Anton Nigten: “We need to fertilize differently”

“Our soils are no longer porous, but are densified and hardened, greatly reducing soil life. And our earth can no longer regulate the water content”, says Anton Nigten. “‘Modern agriculture’ in the Netherlands is a legacy of the fifties. Eliminating hunger and feeding a growing world population had the highest priority back then, just as it does now. The solution was found in pesticides and fertilizers. These ‘modern’ farming methods originally produced fantastic results. Yields shot up. The downside was that our thinking about plant nutrition narrowed, and the foundation for plants to grow - the living soil - was destroyed."

Bacteria

“There are at least fifteen ways to fertilize the land, but since the 1950’s, fertilization has been equated with just adding the right salts. Soil life plays absolutely no role in this approach: earth is just seen as a surface. By adding the right salts, humans can steer the entire process, with the idea being that everything except the crops must die. Earlier research was forgotten. Before the war, for example, Wageningen University in the Netherlands did some interesting research which proved that we hardly need to use any potassium as a fertilizer in the Netherlands because the soil is already full of it. Plants provide bacteria and fungi with sugars and other nutrients; in return they release nutrients for the plants, such as potassium and phosphorus. But to get this process going, you need to create the right conditions for the good bacteria to thrive.”

Slurry

“The problem is that there are too few 'good' bacteria in the soil. The injection of slurry, often in combination with chemical fertilizer, is of great detriment to them. In short, the dung and urine of cows is collected in a pit. This releases hydrogen sulphide, chlorine compounds, nitrous oxide and blue acid compounds. To reduce ammonia emissions, we inject the manure underground. The risk is that even more ammonia - and the like - will be released as there is too little oxygen in the soil."
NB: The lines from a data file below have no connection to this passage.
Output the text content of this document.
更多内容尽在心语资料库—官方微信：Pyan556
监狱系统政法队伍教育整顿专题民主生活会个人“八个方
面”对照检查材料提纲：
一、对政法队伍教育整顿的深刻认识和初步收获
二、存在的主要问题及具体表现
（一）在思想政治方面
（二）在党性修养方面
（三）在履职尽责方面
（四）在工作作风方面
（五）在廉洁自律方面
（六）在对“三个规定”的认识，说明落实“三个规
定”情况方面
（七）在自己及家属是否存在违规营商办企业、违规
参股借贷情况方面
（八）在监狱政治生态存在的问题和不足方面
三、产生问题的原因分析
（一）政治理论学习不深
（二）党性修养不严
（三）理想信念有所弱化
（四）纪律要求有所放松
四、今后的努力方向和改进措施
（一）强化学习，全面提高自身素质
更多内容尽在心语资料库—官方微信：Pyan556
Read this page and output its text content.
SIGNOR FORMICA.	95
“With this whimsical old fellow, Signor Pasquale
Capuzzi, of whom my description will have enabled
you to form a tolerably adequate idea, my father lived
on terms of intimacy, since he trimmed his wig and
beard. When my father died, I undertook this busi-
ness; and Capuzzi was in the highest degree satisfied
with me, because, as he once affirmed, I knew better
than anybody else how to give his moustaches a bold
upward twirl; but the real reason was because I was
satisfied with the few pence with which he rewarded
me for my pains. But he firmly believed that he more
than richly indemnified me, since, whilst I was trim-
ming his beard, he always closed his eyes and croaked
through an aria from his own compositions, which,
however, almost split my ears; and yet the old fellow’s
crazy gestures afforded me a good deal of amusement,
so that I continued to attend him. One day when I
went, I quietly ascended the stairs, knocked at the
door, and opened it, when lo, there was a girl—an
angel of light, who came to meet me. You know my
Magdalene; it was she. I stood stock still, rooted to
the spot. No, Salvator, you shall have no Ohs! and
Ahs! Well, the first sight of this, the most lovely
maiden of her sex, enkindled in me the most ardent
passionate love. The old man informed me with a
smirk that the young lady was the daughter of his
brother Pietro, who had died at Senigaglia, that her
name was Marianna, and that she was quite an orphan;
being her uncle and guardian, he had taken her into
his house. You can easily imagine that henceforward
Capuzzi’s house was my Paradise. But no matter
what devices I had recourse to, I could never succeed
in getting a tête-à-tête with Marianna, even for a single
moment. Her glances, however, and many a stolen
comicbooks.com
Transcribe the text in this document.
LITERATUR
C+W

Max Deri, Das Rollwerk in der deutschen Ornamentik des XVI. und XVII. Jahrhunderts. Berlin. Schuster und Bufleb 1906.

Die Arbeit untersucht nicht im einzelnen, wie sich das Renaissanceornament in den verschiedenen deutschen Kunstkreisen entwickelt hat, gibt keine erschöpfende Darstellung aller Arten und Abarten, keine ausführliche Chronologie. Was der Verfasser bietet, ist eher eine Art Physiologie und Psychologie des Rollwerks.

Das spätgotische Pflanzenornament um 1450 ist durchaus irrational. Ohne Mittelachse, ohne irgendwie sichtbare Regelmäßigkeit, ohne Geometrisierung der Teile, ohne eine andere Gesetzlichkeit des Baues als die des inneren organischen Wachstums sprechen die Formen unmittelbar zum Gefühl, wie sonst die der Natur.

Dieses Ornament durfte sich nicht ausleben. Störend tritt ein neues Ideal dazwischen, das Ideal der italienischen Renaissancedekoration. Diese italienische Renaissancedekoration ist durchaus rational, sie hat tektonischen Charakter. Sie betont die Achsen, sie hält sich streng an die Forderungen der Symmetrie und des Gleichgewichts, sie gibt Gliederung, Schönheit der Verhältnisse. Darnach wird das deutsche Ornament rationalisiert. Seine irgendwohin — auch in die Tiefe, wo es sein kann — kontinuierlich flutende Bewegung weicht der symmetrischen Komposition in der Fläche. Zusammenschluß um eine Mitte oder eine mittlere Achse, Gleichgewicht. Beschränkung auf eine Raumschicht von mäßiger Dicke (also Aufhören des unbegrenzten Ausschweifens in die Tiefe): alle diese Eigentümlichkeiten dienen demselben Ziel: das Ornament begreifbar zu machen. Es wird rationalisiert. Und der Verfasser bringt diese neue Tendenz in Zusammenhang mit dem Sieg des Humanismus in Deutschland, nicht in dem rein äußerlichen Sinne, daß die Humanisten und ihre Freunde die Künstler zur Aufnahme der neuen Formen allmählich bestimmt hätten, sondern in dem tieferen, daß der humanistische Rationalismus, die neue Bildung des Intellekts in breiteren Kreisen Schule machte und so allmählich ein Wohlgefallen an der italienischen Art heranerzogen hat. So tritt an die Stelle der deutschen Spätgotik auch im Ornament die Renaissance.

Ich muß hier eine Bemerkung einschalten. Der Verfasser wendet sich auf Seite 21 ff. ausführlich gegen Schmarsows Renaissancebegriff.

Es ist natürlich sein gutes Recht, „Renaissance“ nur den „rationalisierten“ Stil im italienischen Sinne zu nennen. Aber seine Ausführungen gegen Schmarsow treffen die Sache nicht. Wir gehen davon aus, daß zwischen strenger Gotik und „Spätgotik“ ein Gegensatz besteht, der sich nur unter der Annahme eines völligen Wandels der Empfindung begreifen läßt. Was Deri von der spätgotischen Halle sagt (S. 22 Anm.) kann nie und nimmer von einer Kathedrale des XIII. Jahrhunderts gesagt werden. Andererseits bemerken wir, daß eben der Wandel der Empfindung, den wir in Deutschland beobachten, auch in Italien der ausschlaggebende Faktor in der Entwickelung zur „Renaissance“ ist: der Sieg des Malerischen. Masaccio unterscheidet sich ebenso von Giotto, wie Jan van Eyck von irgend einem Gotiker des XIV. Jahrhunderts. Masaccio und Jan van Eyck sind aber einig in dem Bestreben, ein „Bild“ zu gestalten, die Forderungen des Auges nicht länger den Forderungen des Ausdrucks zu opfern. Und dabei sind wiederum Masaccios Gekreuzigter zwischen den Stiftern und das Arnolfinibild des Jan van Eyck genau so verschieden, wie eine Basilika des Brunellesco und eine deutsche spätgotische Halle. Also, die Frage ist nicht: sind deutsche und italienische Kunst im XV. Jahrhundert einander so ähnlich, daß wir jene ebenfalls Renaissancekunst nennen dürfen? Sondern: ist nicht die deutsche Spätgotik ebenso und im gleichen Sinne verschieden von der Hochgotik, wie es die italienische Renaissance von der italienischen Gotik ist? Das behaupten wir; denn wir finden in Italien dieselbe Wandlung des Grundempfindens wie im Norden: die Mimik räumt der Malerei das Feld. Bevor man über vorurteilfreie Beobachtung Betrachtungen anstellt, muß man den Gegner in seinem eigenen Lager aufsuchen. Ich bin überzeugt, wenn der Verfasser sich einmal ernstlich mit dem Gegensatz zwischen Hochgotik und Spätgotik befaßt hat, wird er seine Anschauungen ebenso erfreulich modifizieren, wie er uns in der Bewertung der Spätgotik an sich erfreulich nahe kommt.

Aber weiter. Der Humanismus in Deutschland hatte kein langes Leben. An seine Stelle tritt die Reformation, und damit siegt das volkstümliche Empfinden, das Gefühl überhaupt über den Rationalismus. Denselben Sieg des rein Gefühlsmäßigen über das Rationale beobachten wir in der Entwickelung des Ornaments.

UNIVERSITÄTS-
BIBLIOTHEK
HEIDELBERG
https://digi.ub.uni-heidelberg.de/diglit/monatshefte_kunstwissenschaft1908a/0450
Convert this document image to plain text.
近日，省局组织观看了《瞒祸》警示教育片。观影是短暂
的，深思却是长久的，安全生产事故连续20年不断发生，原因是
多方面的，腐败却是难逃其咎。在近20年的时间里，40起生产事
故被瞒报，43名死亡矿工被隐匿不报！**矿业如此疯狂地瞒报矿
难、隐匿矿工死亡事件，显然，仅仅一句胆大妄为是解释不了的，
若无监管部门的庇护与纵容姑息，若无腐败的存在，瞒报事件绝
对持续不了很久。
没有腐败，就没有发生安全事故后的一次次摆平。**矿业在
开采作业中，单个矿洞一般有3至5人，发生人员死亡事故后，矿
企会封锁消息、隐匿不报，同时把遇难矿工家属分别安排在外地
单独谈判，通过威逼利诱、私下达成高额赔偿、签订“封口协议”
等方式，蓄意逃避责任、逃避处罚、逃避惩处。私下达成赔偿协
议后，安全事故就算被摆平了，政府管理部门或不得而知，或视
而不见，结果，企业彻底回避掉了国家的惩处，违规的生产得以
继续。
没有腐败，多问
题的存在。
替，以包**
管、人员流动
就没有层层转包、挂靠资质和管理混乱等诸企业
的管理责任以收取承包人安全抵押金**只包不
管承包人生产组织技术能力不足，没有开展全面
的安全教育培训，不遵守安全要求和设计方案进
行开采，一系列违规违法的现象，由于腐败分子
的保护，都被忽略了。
“Fertilizing differently improves soil quality”

- Anton Nigten, agricultural scientist

Balance

“We must take a step back and ask ourselves why manure actually produces ammonia. Cows suffer from rotting in their gastrointestinal tract if the food they receive - grass, corn, power feed - is out of balance. Many animals literally become ill from the grass that they eat. The results from poor digestion is rotting manure. This rotting manure, filled with the "wrong" bacteria and compounds that are poisonous to plants, is then shoved underground, where the rotting process continues. By doing this, we extract the last bit of oxygen from the soil, meaning that further grass and crops will be unbalanced. And so the cycle repeats itself. "

No choice

“Of course, this can change. Firstly, we must stop putting manure underground. The best conversion of plant residues and urine takes place on top of the top layer. An oxygen shortage soon arises underground. We also must give the good bacteria in the manure a chance. You can help this process by enriching feed with auxiliaries such as sea-crop (concentrated sea water where the sodium chloride is largely sifted out) and kaolin clay (very fine clay), and / or by first converting the manure by using manure worms or bokashi (fermenting of organic matter). This creates a lot of aerobic (oxygen-rich) soil life.”
This way of fertilization calls for a different look at 'modern agriculture'. Actually, we have no choice. If we continue down the same path, our soil will only deteriorate further. And we will have more and more out-of-balance crops."

"We must not bury manure underground"

- Anton Nigten, agricultural scientist

Background

Anton Nigten (1952) is an independent agricultural and horticultural researcher. He studied rural sociology of non-Western areas at Wageningen University in the Netherlands. Following his studies, he worked for many years for environmental organizations and trade movements. Since 2003 he has been doing doctoral research (initially at Wageningen, now at Coventry University) on fertilization in both conventional and organic agriculture and horticulture, and the relationship with food and health.